Which is something I didn't want to be important to me--hey, I'm not "a kinkster," I'm just a person who is kinky!--but it turns out to be huge. The feeling of having nothing to hide, of being able to tell my roommate honestly about my weekend, of not needing to censor the contents of my room before opening the door, of not needing to constrain the way I interact with my boyfriend in the house... turns out that's not a silly whim. It's something that takes a gigantic weight off my shoulders. I feel safe in my home, and I'm just now realizing I didn't before.
...I also didn't feel safe in the old home because apparently my roommate was letting random people shoot up in the house. I found that out as I was leaving. Lovely. But not my problem anymore.
Anyway. I only just now got Internet in the new house. So I've got some posting to do this week!]
This started as a joke.
"Welcome to Holly's vagina! Please stay seated for this important briefing.
"Very little foreplay is required, but in the event that insufficient moisture is available, artificial lubrication is available in your seat pocket or beneath the seat ahead of you. Make ample use of this lubrication, as it greatly enhances the experience and reflects in no way on your performance or her enthusiasm, and can be used as a floatation device.
"Roughly one inch above your seat you'll note the clitoris, illuminated with red and white indicator lights. Tampering with the clitoris is a federal offense and may result in a fine or jail time. Unauthorized clitoral stimulation will result in delay of our trip, and continuing to manhandle the clitoris and claiming 'but girls like this' may result in cancellation of your ticket.
"Directly inside the vagina, on the front side, you will find our exclusive The Happy Place™ facility.

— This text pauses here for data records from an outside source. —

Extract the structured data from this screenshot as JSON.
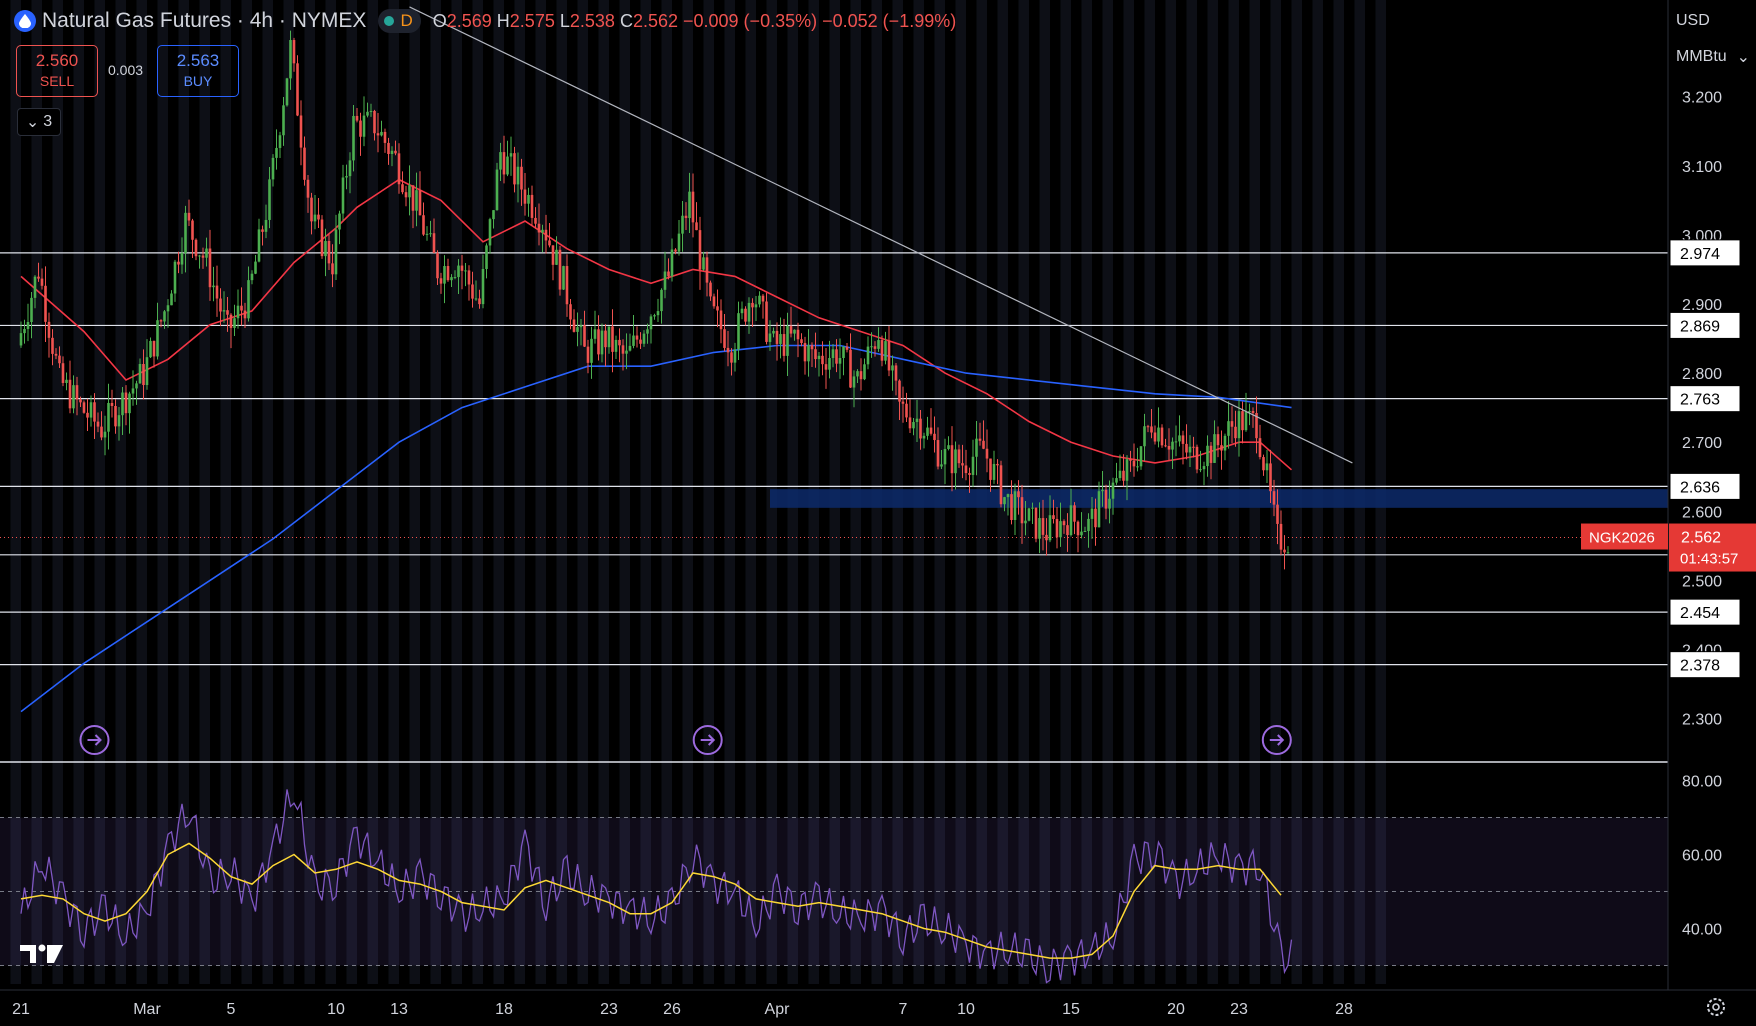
{
  "header": {
    "symbol_title": "Natural Gas Futures · 4h · NYMEX",
    "interval_badge": "D",
    "open_label": "O",
    "open": "2.569",
    "high_label": "H",
    "high": "2.575",
    "low_label": "L",
    "low": "2.538",
    "close_label": "C",
    "close": "2.562",
    "change": "−0.009 (−0.35%)",
    "change2": "−0.052 (−1.99%)"
  },
  "trade": {
    "sell_price": "2.560",
    "sell_label": "SELL",
    "spread": "0.003",
    "buy_price": "2.563",
    "buy_label": "BUY",
    "collapse_count": "3"
  },
  "scale": {
    "currency": "USD",
    "unit": "MMBtu"
  },
  "icons": {
    "logo": "tradingview-logo-icon",
    "settings": "gear-icon",
    "event": "dividend-arrow-icon",
    "symbol": "gas-drop-icon"
  },
  "colors": {
    "up": "#26a69a",
    "up_wick": "#4caf50",
    "down": "#ef5350",
    "ma_red": "#f23645",
    "ma_blue": "#2962ff",
    "rsi": "#7e57c2",
    "rsi_ma": "#fdd835",
    "zone": "#0d2a6b"
  },
  "chart_data": {
    "type": "candlestick",
    "timeframe": "4h",
    "price_range": [
      2.24,
      3.34
    ],
    "price_ticks": [
      "3.200",
      "3.100",
      "3.000",
      "2.900",
      "2.800",
      "2.700",
      "2.600",
      "2.500",
      "2.400",
      "2.300"
    ],
    "x_ticks": [
      {
        "label": "21",
        "day": 0
      },
      {
        "label": "Mar",
        "day": 6
      },
      {
        "label": "5",
        "day": 10
      },
      {
        "label": "10",
        "day": 15
      },
      {
        "label": "13",
        "day": 18
      },
      {
        "label": "18",
        "day": 23
      },
      {
        "label": "23",
        "day": 28
      },
      {
        "label": "26",
        "day": 31
      },
      {
        "label": "Apr",
        "day": 36
      },
      {
        "label": "7",
        "day": 42
      },
      {
        "label": "10",
        "day": 45
      },
      {
        "label": "15",
        "day": 50
      },
      {
        "label": "20",
        "day": 55
      },
      {
        "label": "23",
        "day": 58
      },
      {
        "label": "28",
        "day": 63
      }
    ],
    "horizontal_levels": [
      "2.974",
      "2.869",
      "2.763",
      "2.636",
      "2.537",
      "2.454",
      "2.378"
    ],
    "support_zone": [
      2.605,
      2.632
    ],
    "current_price": {
      "symbol": "NGK2026",
      "price": "2.562",
      "countdown": "01:43:57"
    },
    "close_path": [
      {
        "day": 0,
        "price": 2.84
      },
      {
        "day": 1,
        "price": 2.95
      },
      {
        "day": 2,
        "price": 2.79
      },
      {
        "day": 3,
        "price": 2.75
      },
      {
        "day": 4,
        "price": 2.72
      },
      {
        "day": 5,
        "price": 2.76
      },
      {
        "day": 6,
        "price": 2.8
      },
      {
        "day": 7,
        "price": 2.89
      },
      {
        "day": 8,
        "price": 3.02
      },
      {
        "day": 9,
        "price": 2.96
      },
      {
        "day": 10,
        "price": 2.86
      },
      {
        "day": 11,
        "price": 2.91
      },
      {
        "day": 12,
        "price": 3.06
      },
      {
        "day": 13,
        "price": 3.27
      },
      {
        "day": 14,
        "price": 3.02
      },
      {
        "day": 15,
        "price": 2.96
      },
      {
        "day": 16,
        "price": 3.16
      },
      {
        "day": 17,
        "price": 3.16
      },
      {
        "day": 18,
        "price": 3.11
      },
      {
        "day": 19,
        "price": 3.04
      },
      {
        "day": 20,
        "price": 2.95
      },
      {
        "day": 21,
        "price": 2.96
      },
      {
        "day": 22,
        "price": 2.9
      },
      {
        "day": 23,
        "price": 3.12
      },
      {
        "day": 24,
        "price": 3.07
      },
      {
        "day": 25,
        "price": 3.02
      },
      {
        "day": 26,
        "price": 2.93
      },
      {
        "day": 27,
        "price": 2.83
      },
      {
        "day": 28,
        "price": 2.85
      },
      {
        "day": 29,
        "price": 2.82
      },
      {
        "day": 30,
        "price": 2.88
      },
      {
        "day": 31,
        "price": 2.94
      },
      {
        "day": 32,
        "price": 3.05
      },
      {
        "day": 33,
        "price": 2.89
      },
      {
        "day": 34,
        "price": 2.84
      },
      {
        "day": 35,
        "price": 2.92
      },
      {
        "day": 36,
        "price": 2.84
      },
      {
        "day": 37,
        "price": 2.85
      },
      {
        "day": 38,
        "price": 2.82
      },
      {
        "day": 39,
        "price": 2.83
      },
      {
        "day": 40,
        "price": 2.79
      },
      {
        "day": 41,
        "price": 2.86
      },
      {
        "day": 42,
        "price": 2.75
      },
      {
        "day": 43,
        "price": 2.73
      },
      {
        "day": 44,
        "price": 2.68
      },
      {
        "day": 45,
        "price": 2.67
      },
      {
        "day": 46,
        "price": 2.69
      },
      {
        "day": 47,
        "price": 2.62
      },
      {
        "day": 48,
        "price": 2.59
      },
      {
        "day": 49,
        "price": 2.57
      },
      {
        "day": 50,
        "price": 2.59
      },
      {
        "day": 51,
        "price": 2.58
      },
      {
        "day": 52,
        "price": 2.63
      },
      {
        "day": 53,
        "price": 2.66
      },
      {
        "day": 54,
        "price": 2.73
      },
      {
        "day": 55,
        "price": 2.7
      },
      {
        "day": 56,
        "price": 2.68
      },
      {
        "day": 57,
        "price": 2.69
      },
      {
        "day": 58,
        "price": 2.73
      },
      {
        "day": 59,
        "price": 2.73
      },
      {
        "day": 60,
        "price": 2.56
      }
    ],
    "ma_red": [
      {
        "day": 0,
        "price": 2.94
      },
      {
        "day": 3,
        "price": 2.86
      },
      {
        "day": 5,
        "price": 2.79
      },
      {
        "day": 7,
        "price": 2.82
      },
      {
        "day": 9,
        "price": 2.87
      },
      {
        "day": 11,
        "price": 2.89
      },
      {
        "day": 13,
        "price": 2.96
      },
      {
        "day": 15,
        "price": 3.01
      },
      {
        "day": 16,
        "price": 3.04
      },
      {
        "day": 18,
        "price": 3.08
      },
      {
        "day": 20,
        "price": 3.05
      },
      {
        "day": 22,
        "price": 2.99
      },
      {
        "day": 24,
        "price": 3.02
      },
      {
        "day": 26,
        "price": 2.98
      },
      {
        "day": 28,
        "price": 2.95
      },
      {
        "day": 30,
        "price": 2.93
      },
      {
        "day": 32,
        "price": 2.95
      },
      {
        "day": 34,
        "price": 2.94
      },
      {
        "day": 36,
        "price": 2.91
      },
      {
        "day": 38,
        "price": 2.88
      },
      {
        "day": 40,
        "price": 2.86
      },
      {
        "day": 42,
        "price": 2.84
      },
      {
        "day": 44,
        "price": 2.8
      },
      {
        "day": 46,
        "price": 2.77
      },
      {
        "day": 48,
        "price": 2.73
      },
      {
        "day": 50,
        "price": 2.7
      },
      {
        "day": 52,
        "price": 2.68
      },
      {
        "day": 54,
        "price": 2.67
      },
      {
        "day": 56,
        "price": 2.68
      },
      {
        "day": 58,
        "price": 2.7
      },
      {
        "day": 59,
        "price": 2.7
      },
      {
        "day": 60.5,
        "price": 2.66
      }
    ],
    "ma_blue": [
      {
        "day": 0,
        "price": 2.31
      },
      {
        "day": 3,
        "price": 2.38
      },
      {
        "day": 6,
        "price": 2.44
      },
      {
        "day": 9,
        "price": 2.5
      },
      {
        "day": 12,
        "price": 2.56
      },
      {
        "day": 15,
        "price": 2.63
      },
      {
        "day": 18,
        "price": 2.7
      },
      {
        "day": 21,
        "price": 2.75
      },
      {
        "day": 24,
        "price": 2.78
      },
      {
        "day": 27,
        "price": 2.81
      },
      {
        "day": 30,
        "price": 2.81
      },
      {
        "day": 33,
        "price": 2.83
      },
      {
        "day": 36,
        "price": 2.84
      },
      {
        "day": 39,
        "price": 2.84
      },
      {
        "day": 42,
        "price": 2.82
      },
      {
        "day": 45,
        "price": 2.8
      },
      {
        "day": 48,
        "price": 2.79
      },
      {
        "day": 51,
        "price": 2.78
      },
      {
        "day": 54,
        "price": 2.77
      },
      {
        "day": 57,
        "price": 2.765
      },
      {
        "day": 60.5,
        "price": 2.75
      }
    ],
    "trendline": [
      {
        "day": 18.5,
        "price": 3.33
      },
      {
        "day": 63.4,
        "price": 2.67
      }
    ],
    "event_markers_day": [
      3.5,
      32.7,
      59.8
    ],
    "rsi": {
      "range": [
        25,
        85
      ],
      "ticks": [
        "80.00",
        "60.00",
        "40.00"
      ],
      "band": [
        30,
        70
      ],
      "values": [
        44,
        58,
        48,
        40,
        45,
        38,
        45,
        62,
        73,
        52,
        56,
        47,
        62,
        78,
        51,
        53,
        65,
        58,
        50,
        54,
        50,
        43,
        46,
        48,
        63,
        47,
        55,
        50,
        48,
        45,
        43,
        46,
        60,
        52,
        50,
        41,
        50,
        46,
        48,
        44,
        43,
        45,
        38,
        42,
        40,
        36,
        33,
        35,
        32,
        30,
        32,
        34,
        38,
        58,
        62,
        52,
        56,
        60,
        56,
        58,
        32
      ],
      "ma": [
        48,
        49,
        48,
        44,
        42,
        44,
        50,
        60,
        63,
        59,
        54,
        52,
        57,
        60,
        55,
        56,
        58,
        56,
        53,
        52,
        50,
        47,
        46,
        45,
        51,
        53,
        51,
        49,
        47,
        44,
        44,
        47,
        55,
        54,
        52,
        48,
        47,
        46,
        47,
        46,
        45,
        44,
        42,
        40,
        39,
        37,
        35,
        34,
        33,
        32,
        32,
        33,
        38,
        50,
        57,
        56,
        56,
        57,
        56,
        56,
        49
      ]
    }
  }
}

Feel free to enjoy The Happy Place™ throughout your trip, but please bear in mind that this facility is designated primarily for rubbing and massaging, and extensive or forceful thrusting in this area may not produce the desired effect. If at any time during your trip you wish to thrust forcefully, please activate your call light for assistance and we will direct you to the most comfortable positions to do so.
"In the event of an emergency orgasm, please assist those around you with their orgasms before securing your own, bearing in mind that the plastic bag may not inflate.
"Enjoy your trip! You may use approved electronic devices at this time."
Truth is, though, having an orientation spiel for my vagina is damn useful. Simply sitting down and writing that, airplane jokes and all, clarified things. To have good sex, it helps to know what you like--and to know what you like, it helps a whole lot to actually put it down in words.
Giving a little speech on The Care And Feeding Of My Vagina is one of those things that seems awkward, until you realize how awkward the alternative is. Getting someone up to speed on my physical quirks makes the difference between constantly interrupting sex with "whoa no not that" (or worse, politely enduring "whoa no not that" things) and having things just flow. It's not just about catering to my own needs, either; letting my partner know what's up with my body gives them an idea of where to start and relieves some of their performance anxiety, and it gives them an opening to tell me what's up with their body.
Obviously I wouldn't really do it flight-attendant style? (Or I might. Mixing "sexy" and "hilarious" is underrated. This weekend I watched a couple have a pillowfight while having sex. It was adorabawesomesexy.) But I really would make a little speech out of it. A breathy speech right in my partner's ear, given between deep kisses, with my hand running through their hair, maybe. Or a cheery, matter-of-fact one over dinner.
...Or one posted on my blog, under the clever guise of talking about how to clarify sexual needs.
Sex for me is a three-step process.
1. Find out what you want.
2. Make sure your partner knows what you want, and you know what they want.
3. Dirty sweaty monkey love.
Step 3 gets all the glamor. But it's rare chemistry indeed that makes Step 3 just work out without any planning. The awkward, talky, using-the-word-clitoris-without-giggling process of the first two steps is where the real magic happens.